I am working on my data set kind of prediction and I am pretty confused with Backward Feature Elimination. My data set has 1140 records, and 33 attributes, 3 attributes are integers and others are strings. I perform linear correlation on my data set and use correlation filter with the threshold value 0.36 and eliminated 4 attributes(2 attributes are strings, 2 are integers) columns, then I use Backward Feature Elimination, with Backward Feature Elimination Start, cross-validation, Backward Feature Elimination End and Backward Feature Elimination Filter. In my dataset class column is Alco, which represents does student take alcohol in large amounts, that attribute has two values (P - positive and N - negative), in cross-validation, in fact in X - Partitioner I used Random sampling, and once I also used stratified sampling with class column Alco, then in Decision Tree Lerner I used class column Alco (goal is to make a prediction whether students could become alcohol addict because in classification only one index can be predicted I used my class column Alco) than in quality measure I used Gini index, in pruning method MDL, also checked Reduced error pruning, Min number records per node 2, then Min number to store for view 10,000, then checked Average split point, then the number of threads 4, then checked skip nominal columns without domain information, then checked Binary nominal points, #Max nominal 10, and lastly checked Filter invalid attribute values in child nodes. I do not change anything in Decision Tree Predictor, but in X-Aggregator in target column, I choose Alco and in the predicted column, I choose predicted(Alco), also in Backward Feature Elimination End I choose target column Alco and predicted column predicted(alco). Finally, after loop finished I have got in Backward Feature Elimination Filter 23 outputs of error 0.066, and two outputs with error value 0.076 and one output with error 0.067 and also one output with error 0.069.
My questions are:
1. In Backward Feature Elimination Filter I am confused with this error values. What does this error represent?

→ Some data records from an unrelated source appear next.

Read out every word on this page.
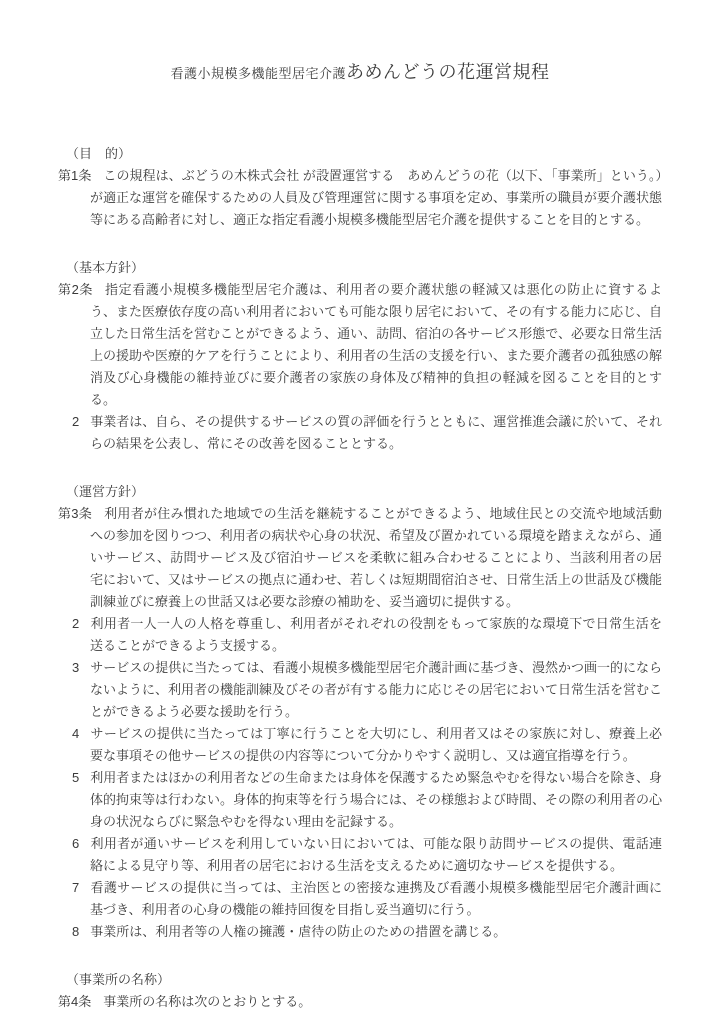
看護小規模多機能型居宅介護あめんどうの花運営規程

（目　的）

第1条 この規程は、ぶどうの木株式会社 が設置運営する　あめんどうの花（以下、「事業所」という。）が適正な運営を確保するための人員及び管理運営に関する事項を定め、事業所の職員が要介護状態等にある高齢者に対し、適正な指定看護小規模多機能型居宅介護を提供することを目的とする。

（基本方針）

第2条 指定看護小規模多機能型居宅介護は、利用者の要介護状態の軽減又は悪化の防止に資するよう、また医療依存度の高い利用者においても可能な限り居宅において、その有する能力に応じ、自立した日常生活を営むことができるよう、通い、訪問、宿泊の各サービス形態で、必要な日常生活上の援助や医療的ケアを行うことにより、利用者の生活の支援を行い、また要介護者の孤独感の解消及び心身機能の維持並びに要介護者の家族の身体及び精神的負担の軽減を図ることを目的とする。

2 事業者は、自ら、その提供するサービスの質の評価を行うとともに、運営推進会議に於いて、それらの結果を公表し、常にその改善を図ることとする。

（運営方針）

第3条 利用者が住み慣れた地域での生活を継続することができるよう、地域住民との交流や地域活動への参加を図りつつ、利用者の病状や心身の状況、希望及び置かれている環境を踏まえながら、通いサービス、訪問サービス及び宿泊サービスを柔軟に組み合わせることにより、当該利用者の居宅において、又はサービスの拠点に通わせ、若しくは短期間宿泊させ、日常生活上の世話及び機能訓練並びに療養上の世話又は必要な診療の補助を、妥当適切に提供する。

2 利用者一人一人の人格を尊重し、利用者がそれぞれの役割をもって家族的な環境下で日常生活を送ることができるよう支援する。

3 サービスの提供に当たっては、看護小規模多機能型居宅介護計画に基づき、漫然かつ画一的にならないように、利用者の機能訓練及びその者が有する能力に応じその居宅において日常生活を営むことができるよう必要な援助を行う。

4 サービスの提供に当たっては丁寧に行うことを大切にし、利用者又はその家族に対し、療養上必要な事項その他サービスの提供の内容等について分かりやすく説明し、又は適宜指導を行う。

5 利用者またはほかの利用者などの生命または身体を保護するため緊急やむを得ない場合を除き、身体的拘束等は行わない。身体的拘束等を行う場合には、その様態および時間、その際の利用者の心身の状況ならびに緊急やむを得ない理由を記録する。

6 利用者が通いサービスを利用していない日においては、可能な限り訪問サービスの提供、電話連絡による見守り等、利用者の居宅における生活を支えるために適切なサービスを提供する。

7 看護サービスの提供に当っては、主治医との密接な連携及び看護小規模多機能型居宅介護計画に基づき、利用者の心身の機能の維持回復を目指し妥当適切に行う。

8 事業所は、利用者等の人権の擁護・虐待の防止のための措置を講じる。

（事業所の名称）

第4条 事業所の名称は次のとおりとする。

2. Is this error in Backward Feature Filter same as the error in cross-validation?
3. I have got several features with the same error 0.066 but the number of columns changes for the same error value, how to decide the number of features to choose? Do I need to use random forest with all possible outcomes for error value 0.066 and then pick the best one? for example, I have got an error with value 0.66 and no of features 3 and the same error but no of features 25, how I can decide which the number of features to
4. May somebody explain to me how cross-validation works with Backward Elimination Start and Backward Elimination End?
5. May I see trees with this particular errors from Backward Feature Elimination Filter??
6. After Backward Elimination Feature I want to use Random Forest Algorithm to build the best accuracy tree, do I need to use random forest learner and predictor together or I can use again cross-validation on my features selected from Backward Feature Filter?
7. Does cross-validation represent the random forest algorithm?
I provide links for two images one of my network and the second of my Backward Elimination Filter dialog.
Thank you in advance,
does this article help you?
If not please let me know, then I will try to answer the remaining questions.
You should know that correlation filter is only usefull to numeric features. You can not to use categorical variables to feed a correlation filter. If you want to know if a categorical variables have a relation, you must to use chi-square test that is in crosstab node.